VibeKit Native fixes all three. The planning step produces a design-style-guide.md tailored to your app + a project-phases.md blueprint. The framework files (master_prompt.md + vibekit-native-components.md) tell your AI agent which 65 production-tested components to install instead of generating, and pin the entire stack (Expo SDK 55+ · Neon Postgres · Prisma v7 · Better Auth · Expo API Routes · EAS).

Who is it for?

  • Vibe coders shipping Expo apps with Claude Code, Cursor, Codex, Cline, Windsurf, Gemini, or Aider — who want a framework, not just prompts.
  • Indie hackers who'd rather spend their token budget on business logic than reinventing login forms.
  • Freelancers and agencies delivering multiple client apps — same locked stack, same design tokens, no per-project drift.
  • Teams in East Africa who need DGateway mobile-money payments (UGX/KES/TZS/RWF) baked in instead of bolted on.

What you get

65 components across 11 categories — every screen your app needs:

  • Auth: login-screen, register-screen, forgot-password-screen, verify-otp-screen, new-password-screen, complete-profile-screen — full auth flow with react-hook-form + Zod.
  • Commerce: product-card, cart-item, price-display, order-card, order-timeline, product-header — ship a store in an afternoon.
  • Chat: chat-bubble, chat-input, chat-list, chat-header — wire to any backend in under an hour.
  • Home: hero-banner, section-header, category-circles, flash-sale-timer — every app needs a home screen.
  • Profile: points-card, coupon-card — loyalty and vouchers done.
  • Shared: screen-header, filter-sheet, filter-sort-bar, search-bar — shared screen patterns.
  • UI: button, input, badge, avatar, card, bottom-sheet, toast, skeleton, rating, otp-input and more — interaction patterns that work.

The stack

Every component is built on a locked, AI-friendly stack:

  • Expo SDK 55+ — universal native apps with OTA updates
  • NativeWind v4 — Tailwind CSS for React Native
  • expo-router — file-based routing
  • TanStack React Query — server state and caching
  • Zod + react-hook-form — type-safe validation
  • Zustand — lightweight client state
  • react-native-reanimated — 60fps UI thread animations

How it works

  1. Open your Expo project in the terminal.
  2. Run npx vibekit-native install login-screen — a ready-to-edit file drops into src/components/auth/.
  3. Import and use it. Edit the JSX, tweak the NativeWind classes, wire your API.
  4. Ship to the App Store and Play Store via EAS Build. Push OTA updates for the next iteration.

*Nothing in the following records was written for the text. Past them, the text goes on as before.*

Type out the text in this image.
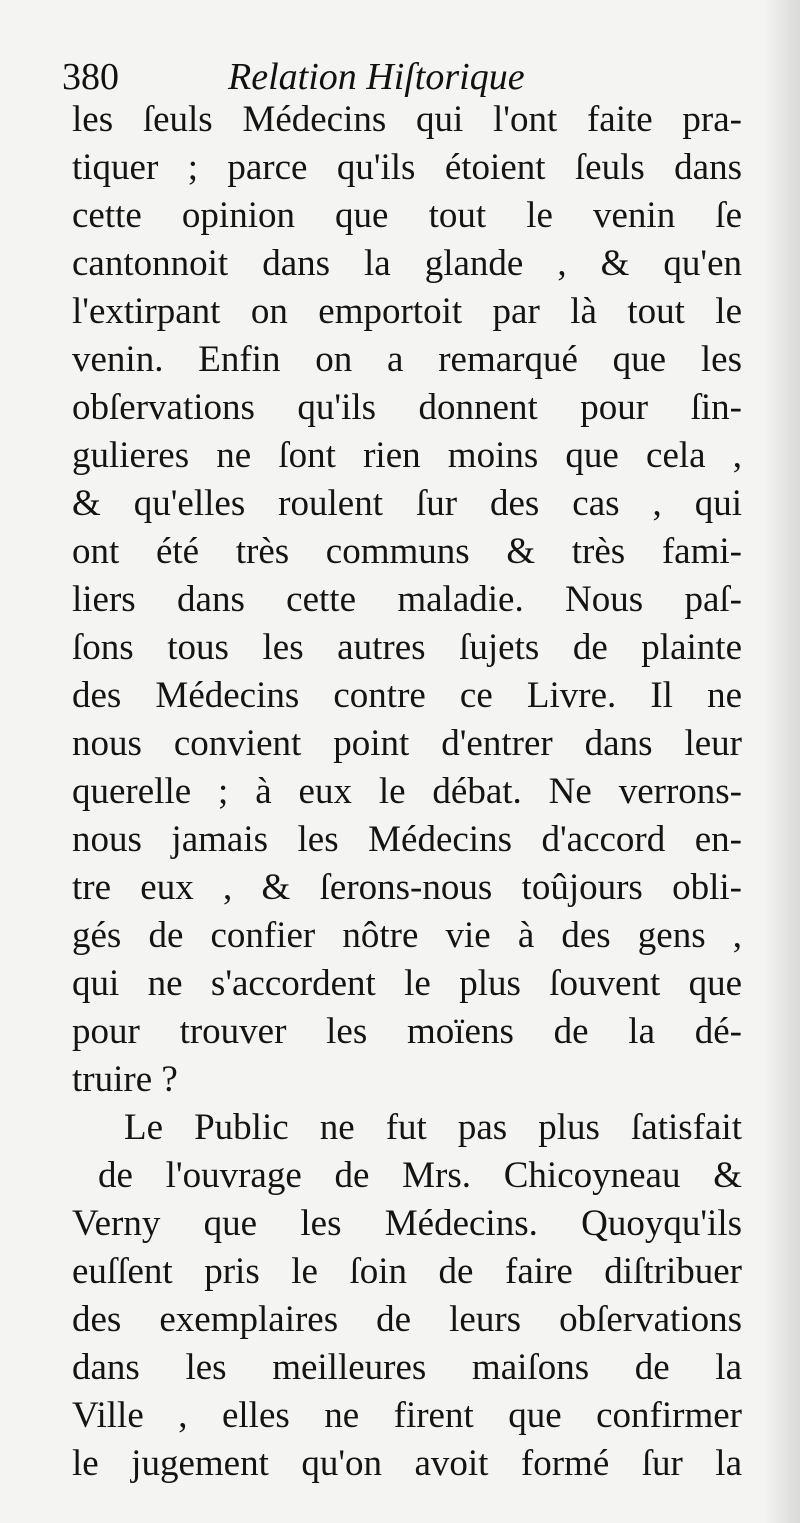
380	Relation Hiſtorique
les ſeuls Médecins qui l'ont faite pra-
tiquer ; parce qu'ils étoient ſeuls dans
cette opinion que tout le venin ſe
cantonnoit dans la glande , & qu'en
l'extirpant on emportoit par là tout le
venin. Enfin on a remarqué que les
obſervations qu'ils donnent pour ſin-
gulieres ne ſont rien moins que cela ,
& qu'elles roulent ſur des cas , qui
ont été très communs & très fami-
liers dans cette maladie. Nous paſ-
ſons tous les autres ſujets de plainte
des Médecins contre ce Livre. Il ne
nous convient point d'entrer dans leur
querelle ; à eux le débat. Ne verrons-
nous jamais les Médecins d'accord en-
tre eux , & ſerons-nous toûjours obli-
gés de confier nôtre vie à des gens ,
qui ne s'accordent le plus ſouvent que
pour trouver les moïens de la dé-
truire ?
Le Public ne fut pas plus ſatisfait
de l'ouvrage de Mrs. Chicoyneau &
Verny que les Médecins. Quoyqu'ils
euſſent pris le ſoin de faire diſtribuer
des exemplaires de leurs obſervations
dans les meilleures maiſons de la
Ville , elles ne firent que confirmer
le jugement qu'on avoit formé ſur la
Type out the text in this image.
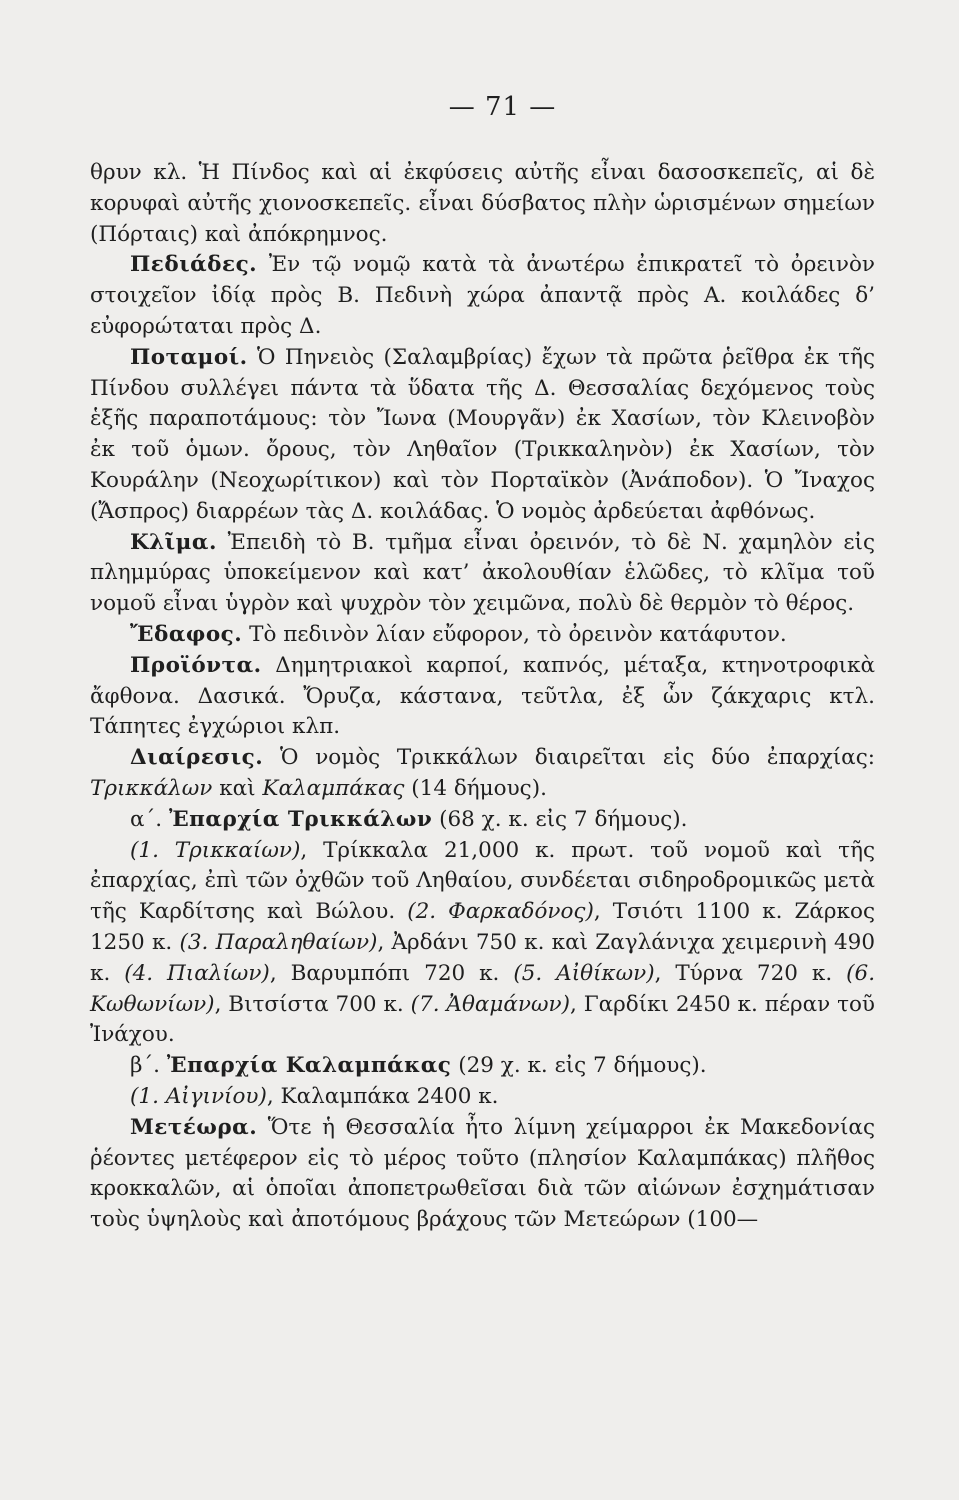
— 71 —

θρυν κλ. Ἡ Πίνδος καὶ αἱ ἐκφύσεις αὐτῆς εἶναι δασοσκεπεῖς, αἱ δὲ κορυφαὶ αὐτῆς χιονοσκεπεῖς. εἶναι δύσβατος πλὴν ὡρισμένων σημείων (Πόρταις) καὶ ἀπόκρημνος.

Πεδιάδες. Ἐν τῷ νομῷ κατὰ τὰ ἀνωτέρω ἐπικρατεῖ τὸ ὀρεινὸν στοιχεῖον ἰδίᾳ πρὸς Β. Πεδινὴ χώρα ἀπαντᾷ πρὸς Α. κοιλάδες δ’ εὐφορώταται πρὸς Δ.

Ποταμοί. Ὁ Πηνειὸς (Σαλαμβρίας) ἔχων τὰ πρῶτα ῥεῖθρα ἐκ τῆς Πίνδου συλλέγει πάντα τὰ ὕδατα τῆς Δ. Θεσσαλίας δεχόμενος τοὺς ἑξῆς παραποτάμους: τὸν Ἴωνα (Μουργᾶν) ἐκ Χασίων, τὸν Κλεινοβὸν ἐκ τοῦ ὁμων. ὄρους, τὸν Ληθαῖον (Τρικκαληνὸν) ἐκ Χασίων, τὸν Κουράλην (Νεοχωρίτικον) καὶ τὸν Πορταϊκὸν (Ἀνάποδον). Ὁ Ἴναχος (Ἄσπρος) διαρρέων τὰς Δ. κοιλάδας. Ὁ νομὸς ἀρδεύεται ἀφθόνως.

Κλῖμα. Ἐπειδὴ τὸ Β. τμῆμα εἶναι ὀρεινόν, τὸ δὲ Ν. χαμηλὸν εἰς πλημμύρας ὑποκείμενον καὶ κατ’ ἀκολουθίαν ἑλῶδες, τὸ κλῖμα τοῦ νομοῦ εἶναι ὑγρὸν καὶ ψυχρὸν τὸν χειμῶνα, πολὺ δὲ θερμὸν τὸ θέρος.

Ἔδαφος. Τὸ πεδινὸν λίαν εὔφορον, τὸ ὀρεινὸν κατάφυτον.

Προϊόντα. Δημητριακοὶ καρποί, καπνός, μέταξα, κτηνοτροφικὰ ἄφθονα. Δασικά. Ὄρυζα, κάστανα, τεῦτλα, ἐξ ὧν ζάκχαρις κτλ. Τάπητες ἐγχώριοι κλπ.

Διαίρεσις. Ὁ νομὸς Τρικκάλων διαιρεῖται εἰς δύο ἐπαρχίας: Τρικκάλων καὶ Καλαμπάκας (14 δήμους).

α΄. Ἐπαρχία Τρικκάλων (68 χ. κ. εἰς 7 δήμους).

(1. Τρικκαίων), Τρίκκαλα 21,000 κ. πρωτ. τοῦ νομοῦ καὶ τῆς ἐπαρχίας, ἐπὶ τῶν ὀχθῶν τοῦ Ληθαίου, συνδέεται σιδηροδρομικῶς μετὰ τῆς Καρδίτσης καὶ Βώλου. (2. Φαρκαδόνος), Τσιότι 1100 κ. Ζάρκος 1250 κ. (3. Παραληθαίων), Ἀρδάνι 750 κ. καὶ Ζαγλάνιχα χειμερινὴ 490 κ. (4. Πιαλίων), Βαρυμπόπι 720 κ. (5. Αἰθίκων), Τύρνα 720 κ. (6. Κωθωνίων), Βιτσίστα 700 κ. (7. Ἀθαμάνων), Γαρδίκι 2450 κ. πέραν τοῦ Ἰνάχου.

β΄. Ἐπαρχία Καλαμπάκας (29 χ. κ. εἰς 7 δήμους).

(1. Αἰγινίου), Καλαμπάκα 2400 κ.

Μετέωρα. Ὅτε ἡ Θεσσαλία ἦτο λίμνη χείμαρροι ἐκ Μακεδονίας ῥέοντες μετέφερον εἰς τὸ μέρος τοῦτο (πλησίον Καλαμπάκας) πλῆθος κροκκαλῶν, αἱ ὁποῖαι ἀποπετρωθεῖσαι διὰ τῶν αἰώνων ἐσχημάτισαν τοὺς ὑψηλοὺς καὶ ἀποτόμους βράχους τῶν Μετεώρων (100—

Why this beats writing from scratch

Every component ships with the same dark design system — indigo accent, zinc borders, 12px radius, consistent spacing. When you install LoginForm, it looks the same as ChatBubble and ProductCard. No theme drift, no style mismatches, no "this button has different radius on this screen" bugs.

And because every component is a plain TypeScript file in your project, you own it completely. No registry lock-in, no black box, no dependency on a CDN. Delete the file, or edit it — it's your code.

Is it free?

Yes. MIT licensed, open source, and free to use. No paid tiers, no pro plan, no feature gating. You'll pay for the services your app uses (Expo EAS Build credits, Neon database, Better Auth — most have generous free tiers).

Where do I start?

Run npx vibekit-native in any Expo project to launch the interactive CLI, or read the quickstart guide for step-by-step setup.